Vikings

Vikings-Bears Was A Magnificent, Beautiful Mess

Photo Credit: Daniel Bartel-USA TODAY Sports

It’ll be lost to history, blown away in the crisp January wind, but the Minnesota Vikings almost pulled off a slapdash stunt at the end of the first half of their 29-13 win over the Chicago Bears on Sunday.

The Vikings took their final timeout with 20 seconds left in the half, immediately before Kirk Cousins checked down to Dalvin Cook for no gain. Greg Joseph ran out onto the field to line up for a field goal as time melted off the Soldier Field clock and converted the 24-yard field goal.

“I threw it inbounds, which then prevented us from getting the field goal at the end of the half,” said Cousins. “I should have thrown the ball to the end zone or out of bounds instead of leaving it inbounds.”

The officials decided to review Joseph’s kick. The Bears repeatedly played the snap over on the jumbotron. They played it, then slowed down as Andrew DePaola released the ball between his legs, running the play clock on the screen simultaneously. They slowed it down each time they played it. The sparse crowd responded incredulously every time he was shown snapping it, insisting that the kick shouldn’t count.

Eventually, the officials entered the field. Their call? No good.

Minnesota had 12 men on the field.

The field goal itself was inconsequential, but the replay extended a game that didn’t need to go on any longer. It was a microcosm of a relatively meaningless Week 18 contest in Chicago. The Bears entered the game as a three-win team hoping to lose to secure a better pick. The 13-4 Vikings played their starters in the first half in case the Arizona Cardinals upset the San Francisco 49ers later in the day. But Nick Mullens was under center to start the second half, and the game was in hand well before that.

Mullins could have entered the game earlier, but the Vikings couldn’t establish a meaningful lead early enough. Old friend Harrison Hand forced Cook to fumble on Minnesota’s second drive. Cousins took a delay-of-game penalty on third-and-four from Chicago’s five-yard line. Then he missed Adam Thielen on the next play when he threw toward the back-left pylon, and Thielen cut right. The starters could have gotten off the field quicker had the Vikings scored on those two drives.

“[There] was an awareness that we would like to play other players at some point in the game, whether that’s a half or a quarter, we just didn’t know,” said Cousins. “You go in there, and you try to play as efficiently as you can for as long as you’re in there. Outside of the low red zone, I think it was very efficient. And then down in the low red zone, it wasn’t good enough.”

That’s concerning against a Bears team that will pick first overall next year. But that’s not of any concern to the Vikings now.
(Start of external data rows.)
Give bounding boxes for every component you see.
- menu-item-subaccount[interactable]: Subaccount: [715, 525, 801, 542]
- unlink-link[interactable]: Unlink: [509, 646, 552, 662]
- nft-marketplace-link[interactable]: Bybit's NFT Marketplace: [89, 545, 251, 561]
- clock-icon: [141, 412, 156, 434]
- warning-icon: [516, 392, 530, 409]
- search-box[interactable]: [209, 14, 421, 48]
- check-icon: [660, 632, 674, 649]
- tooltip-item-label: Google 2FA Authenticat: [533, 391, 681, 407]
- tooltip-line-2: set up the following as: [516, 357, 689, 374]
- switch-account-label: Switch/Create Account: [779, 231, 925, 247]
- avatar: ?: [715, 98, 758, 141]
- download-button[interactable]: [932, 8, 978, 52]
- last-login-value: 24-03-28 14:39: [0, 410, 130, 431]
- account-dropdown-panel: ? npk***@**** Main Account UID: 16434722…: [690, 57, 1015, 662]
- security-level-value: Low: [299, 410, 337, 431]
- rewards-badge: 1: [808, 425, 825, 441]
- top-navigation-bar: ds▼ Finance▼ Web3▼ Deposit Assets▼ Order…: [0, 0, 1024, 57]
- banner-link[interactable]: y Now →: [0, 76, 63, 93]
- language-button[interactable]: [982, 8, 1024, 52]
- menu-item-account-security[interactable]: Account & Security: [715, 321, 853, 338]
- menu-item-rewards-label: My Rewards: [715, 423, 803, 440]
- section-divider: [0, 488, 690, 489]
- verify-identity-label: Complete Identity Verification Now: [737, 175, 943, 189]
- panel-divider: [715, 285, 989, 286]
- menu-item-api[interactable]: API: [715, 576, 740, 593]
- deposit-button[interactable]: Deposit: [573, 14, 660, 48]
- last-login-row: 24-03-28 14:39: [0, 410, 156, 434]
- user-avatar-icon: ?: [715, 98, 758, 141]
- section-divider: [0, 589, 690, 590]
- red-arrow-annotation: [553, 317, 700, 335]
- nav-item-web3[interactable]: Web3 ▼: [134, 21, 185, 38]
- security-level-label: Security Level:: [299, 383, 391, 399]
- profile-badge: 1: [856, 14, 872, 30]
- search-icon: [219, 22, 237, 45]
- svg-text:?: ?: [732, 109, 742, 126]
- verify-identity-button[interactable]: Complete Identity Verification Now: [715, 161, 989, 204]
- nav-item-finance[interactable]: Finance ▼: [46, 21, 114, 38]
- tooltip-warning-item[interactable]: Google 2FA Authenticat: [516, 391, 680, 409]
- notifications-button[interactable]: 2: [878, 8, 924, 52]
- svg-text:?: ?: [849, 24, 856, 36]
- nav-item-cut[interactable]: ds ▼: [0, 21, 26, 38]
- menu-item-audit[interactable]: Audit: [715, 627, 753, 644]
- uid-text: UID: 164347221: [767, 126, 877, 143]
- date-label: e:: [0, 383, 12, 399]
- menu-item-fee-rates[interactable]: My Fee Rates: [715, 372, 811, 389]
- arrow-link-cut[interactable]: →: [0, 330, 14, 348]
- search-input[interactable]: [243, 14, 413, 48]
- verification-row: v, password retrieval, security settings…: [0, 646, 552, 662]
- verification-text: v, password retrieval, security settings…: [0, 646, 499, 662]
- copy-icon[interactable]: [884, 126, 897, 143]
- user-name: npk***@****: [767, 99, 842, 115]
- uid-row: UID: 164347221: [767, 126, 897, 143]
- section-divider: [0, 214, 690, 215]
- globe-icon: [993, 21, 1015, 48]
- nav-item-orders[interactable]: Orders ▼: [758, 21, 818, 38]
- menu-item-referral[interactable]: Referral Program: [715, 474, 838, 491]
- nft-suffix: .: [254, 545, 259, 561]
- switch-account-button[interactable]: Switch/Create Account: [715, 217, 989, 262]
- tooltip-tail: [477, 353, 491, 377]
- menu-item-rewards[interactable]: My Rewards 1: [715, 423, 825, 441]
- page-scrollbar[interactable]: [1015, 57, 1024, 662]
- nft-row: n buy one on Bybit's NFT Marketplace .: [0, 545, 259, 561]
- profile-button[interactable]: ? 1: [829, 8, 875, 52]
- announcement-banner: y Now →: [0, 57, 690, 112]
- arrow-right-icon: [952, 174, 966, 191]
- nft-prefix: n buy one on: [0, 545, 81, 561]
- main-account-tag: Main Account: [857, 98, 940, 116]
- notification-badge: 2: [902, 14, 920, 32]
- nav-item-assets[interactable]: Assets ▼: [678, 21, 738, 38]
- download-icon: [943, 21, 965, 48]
They’re headed to the playoffs for the first time since 2019.

“These are tough games sometimes, but I think guys just handled it well,” said Thielen, referring to playing in a relatively meaningless game. “No one really knew what it would look like, how long guys would play, when guys are gonna come out. But I think that preparation for a game that didn’t mean a whole lot shows a lot about your team.

“Guys just come to work and treat it like every other week. You prepare, you go out there and try to give your best effort, and then let everything else kinda play itself out. I think that’s impressive and maybe something that won’t be talked about. But something that shows what kind of team we have.”

Week 18 was anything but normal, though. Absent a competitive, well-played game, the entertainment was all the madness that took place in the shadow of the Chicago skyline. Duke Shelley picked off Tim Boyle late in the fourth, enacting revenge against the Bears, who cut him in Week 1 of this season. The officials had to stop play with 3:39 left in the game because a second football entered play. Chicago took a delay of game penalty that the Vikings declined.

The Bears started with Nathan Peterman under center but intermittently inserted Boyle. Peterman threw short of the sticks on fourth down; Boyle threw a YOLO ball intended for Chase Claypool that Patrick Peterson picked off. It may not end up mattering. Chicago may take a quarterback with the first pick next year, replacing Fields. Peterman and Boyle would be long gone in that scenario.

The Vikings will take the win. It was palate-cleanser, albeit a strange one, after the Green Bay Packers blew them out 41-7.

“Coach always talks about it,” said Peterson. “Any time we end up losing the game, we find a way to bounce back stronger. But heading into the next week, we can’t have those games. We can’t lose any games because it’s win or go home.

“So the real season starts now. That 17-week, 18-week season is pretty much make-up. Now it’s time to go out and play some complementary football, play with one another, because we have to understand everything matters. Every snap matters. Every second on the clock matters.”

Minnesota’s first playoff game will look a lot different than this one. Thankfully so, given that it was a chaotic mess. But it felt like an appropriate ending to the regular season for a team that has been anything but normal this year.